The number hung in the air, impossible and obscene. Sarah stared at him, her mind struggling to process the scale of it. She had grown up on a world where the total population was measured in single-digit billions. Seventy billion was—
Her System flickered to life, supplying the context she lacked.
[WORLD POPULATION DATABASE: ACCESSED]
Current estimated population of known realms: 312 billion (approx.)
Note: This world's habitable surface area is approximately 100 times that of Host's former planetary body (Earth equivalent). Population density varies significantly by region. The reduction of 40 billion souls, while catastrophic, represents approximately 12.8% of total known population.

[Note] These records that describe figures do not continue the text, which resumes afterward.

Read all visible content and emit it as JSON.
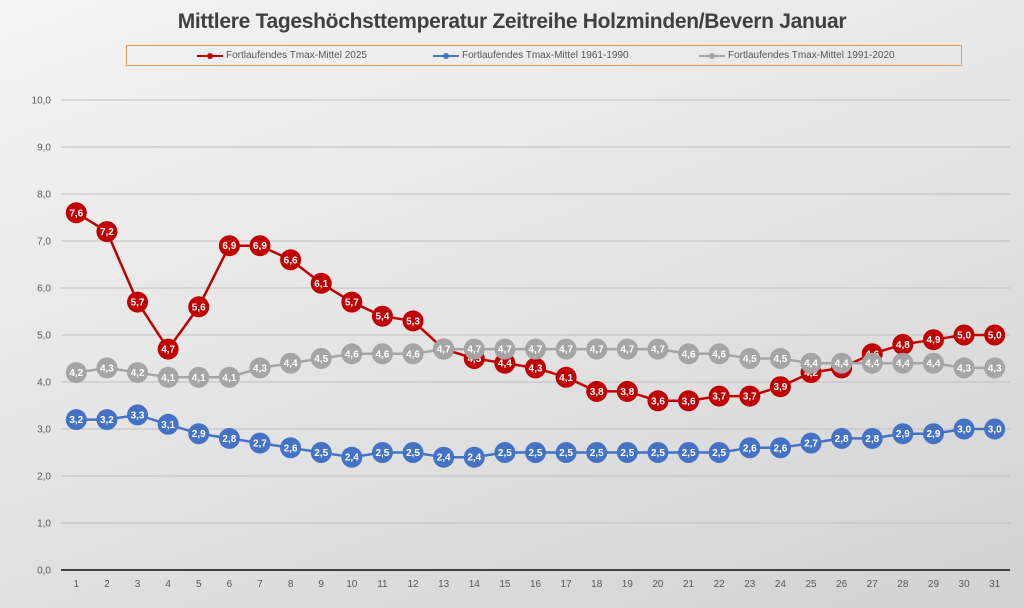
{
  "chart_data": {
    "type": "line",
    "title": "Mittlere Tageshöchsttemperatur Zeitreihe Holzminden/Bevern Januar",
    "xlabel": "",
    "ylabel": "",
    "ylim": [
      0,
      10
    ],
    "yticks": [
      "0,0",
      "1,0",
      "2,0",
      "3,0",
      "4,0",
      "5,0",
      "6,0",
      "7,0",
      "8,0",
      "9,0",
      "10,0"
    ],
    "grid": true,
    "legend_position": "top",
    "x": [
      1,
      2,
      3,
      4,
      5,
      6,
      7,
      8,
      9,
      10,
      11,
      12,
      13,
      14,
      15,
      16,
      17,
      18,
      19,
      20,
      21,
      22,
      23,
      24,
      25,
      26,
      27,
      28,
      29,
      30,
      31
    ],
    "series": [
      {
        "name": "Fortlaufendes Tmax-Mittel 2025",
        "color": "#c00000",
        "values": [
          7.6,
          7.2,
          5.7,
          4.7,
          5.6,
          6.9,
          6.9,
          6.6,
          6.1,
          5.7,
          5.4,
          5.3,
          4.7,
          4.5,
          4.4,
          4.3,
          4.1,
          3.8,
          3.8,
          3.6,
          3.6,
          3.7,
          3.7,
          3.9,
          4.2,
          4.3,
          4.6,
          4.8,
          4.9,
          5.0,
          5.0
        ]
      },
      {
        "name": "Fortlaufendes Tmax-Mittel 1961-1990",
        "color": "#4472c4",
        "values": [
          3.2,
          3.2,
          3.3,
          3.1,
          2.9,
          2.8,
          2.7,
          2.6,
          2.5,
          2.4,
          2.5,
          2.5,
          2.4,
          2.4,
          2.5,
          2.5,
          2.5,
          2.5,
          2.5,
          2.5,
          2.5,
          2.5,
          2.6,
          2.6,
          2.7,
          2.8,
          2.8,
          2.9,
          2.9,
          3.0,
          3.0
        ]
      },
      {
        "name": "Fortlaufendes Tmax-Mittel 1991-2020",
        "color": "#a5a5a5",
        "values": [
          4.2,
          4.3,
          4.2,
          4.1,
          4.1,
          4.1,
          4.3,
          4.4,
          4.5,
          4.6,
          4.6,
          4.6,
          4.7,
          4.7,
          4.7,
          4.7,
          4.7,
          4.7,
          4.7,
          4.7,
          4.6,
          4.6,
          4.5,
          4.5,
          4.4,
          4.4,
          4.4,
          4.4,
          4.4,
          4.3,
          4.3
        ]
      }
    ]
  }
}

Sarah's stomach turned. She had known this world was larger—she had seen the maps, the endless continents, the oceans that stretched beyond horizon. But a hundred times the size of Earth? The numbers were too big to feel real. Too big to grieve.
And yet.
Seventy billion to thirty billion. In a single instant.

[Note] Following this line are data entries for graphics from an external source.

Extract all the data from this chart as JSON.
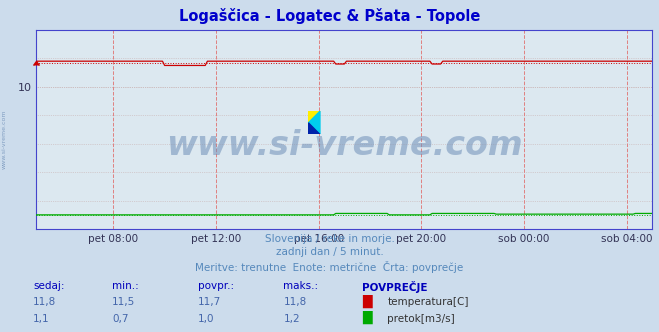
{
  "title": "Logaščica - Logatec & Pšata - Topole",
  "title_color": "#0000cc",
  "bg_color": "#ccdcec",
  "plot_bg_color": "#dce8f0",
  "grid_color_h": "#c0b0b0",
  "grid_color_v": "#e09090",
  "border_color": "#4444cc",
  "ylim": [
    0,
    14
  ],
  "x_tick_labels": [
    "pet 08:00",
    "pet 12:00",
    "pet 16:00",
    "pet 20:00",
    "sob 00:00",
    "sob 04:00"
  ],
  "temp_value": "11,8",
  "temp_min": "11,5",
  "temp_avg": "11,7",
  "temp_max": "11,8",
  "flow_value": "1,1",
  "flow_min": "0,7",
  "flow_avg": "1,0",
  "flow_max": "1,2",
  "temp_color": "#cc0000",
  "flow_color": "#00aa00",
  "height_color": "#0000cc",
  "watermark_text": "www.si-vreme.com",
  "watermark_color": "#7090b8",
  "footer_line1": "Slovenija / reke in morje.",
  "footer_line2": "zadnji dan / 5 minut.",
  "footer_line3": "Meritve: trenutne  Enote: metrične  Črta: povprečje",
  "footer_color": "#5588bb",
  "table_headers": [
    "sedaj:",
    "min.:",
    "povpr.:",
    "maks.:",
    "POVPREČJE"
  ],
  "table_header_color": "#0000bb",
  "table_value_color": "#4466aa",
  "legend_temp_label": "temperatura[C]",
  "legend_flow_label": "pretok[m3/s]",
  "left_label": "www.si-vreme.com",
  "left_label_color": "#7090b8"
}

"What happened?" she asked, her voice rough. "What did the Queen do?"
Yuan's expression was grim. "She broke the terms of her pact with Angela."
The name hit Sarah like a physical blow.
Angela.
The goddess who had thrown her into death. The goddess who had looked at a girl with no potential and decided she was not worth saving. The goddess who had cast her into this world like a stone skipped across a pond, never caring where she landed or whether she drowned.
Angela is a monster, Sarah thought, and the words were cold and sharp and certain. What she did to me... I will never forget. And I will never forgive.
But she said nothing. The others did not know she was from another world. They could not know. The secret was hers alone, locked in the System's silent vaults, and she would keep it there until she died.
"Angela," Kenta said, and his voice was flat, careful. "The Goddess of Angels."
"The same," Alice said. "The Seraphim of Shattered Skies. The Architect of Falling Stars. The Mother of a Thousand Sorrows." She paused, her amber eyes dark. "She has many names. None of them are kind."
"And Mio serves her."
It was not a question.
Alice nodded. "I believe so. I have seen the signs—the cold magic, the precise control, the way she moves through the world like she is always being watched." She paused. "Angela's angels are not like others. They are not messengers or protectors. They are... weapons. Tools. Instruments of her will."
Sarah's hands clenched at her sides. "And what does Angela want with us?"
Yuan and Alice exchanged a look—a long, weighted glance that spoke of knowledge they had not yet shared.
"The keys," Yuan said finally. "The gate. Whatever lies beyond it." He paused. "Angela has been watching this world for a very long time. She has been waiting for something. And now, it seems, she believes the waiting is over."
The fire crackled. The clock on the wall ticked. Somewhere, in a room above them, Kenta's door had opened and closed, and Mio had walked away into the grey dawn.
"She's in danger," Sarah said. "Mio. She's in danger, and she won't tell us why."
"She is not the only one," Yuan said quietly. "We are all in danger. We have been since the moment we touched the keys." He looked at Sarah, his grey-blue eyes calm but heavy. "The question is not whether we will face Angela. The question is whether we will face her together."
Sarah met his gaze. She thought of Mio's face, pale and strained, standing at the threshold of Kenta's room. She thought of the weight she had been carrying, the secret she had been hiding, the choice she had been avoiding.
She came to you, Yuan had said. That is not nothing.
"Together," Sarah said. "We face her together."
The words felt like a vow. Like a promise. Like the first note of a bell that had not yet begun to ring.
Outside, the stars wheeled overhead. And somewhere, on a cliff covered in red spider lilies, a bird in a cage was trying to remember how to sing.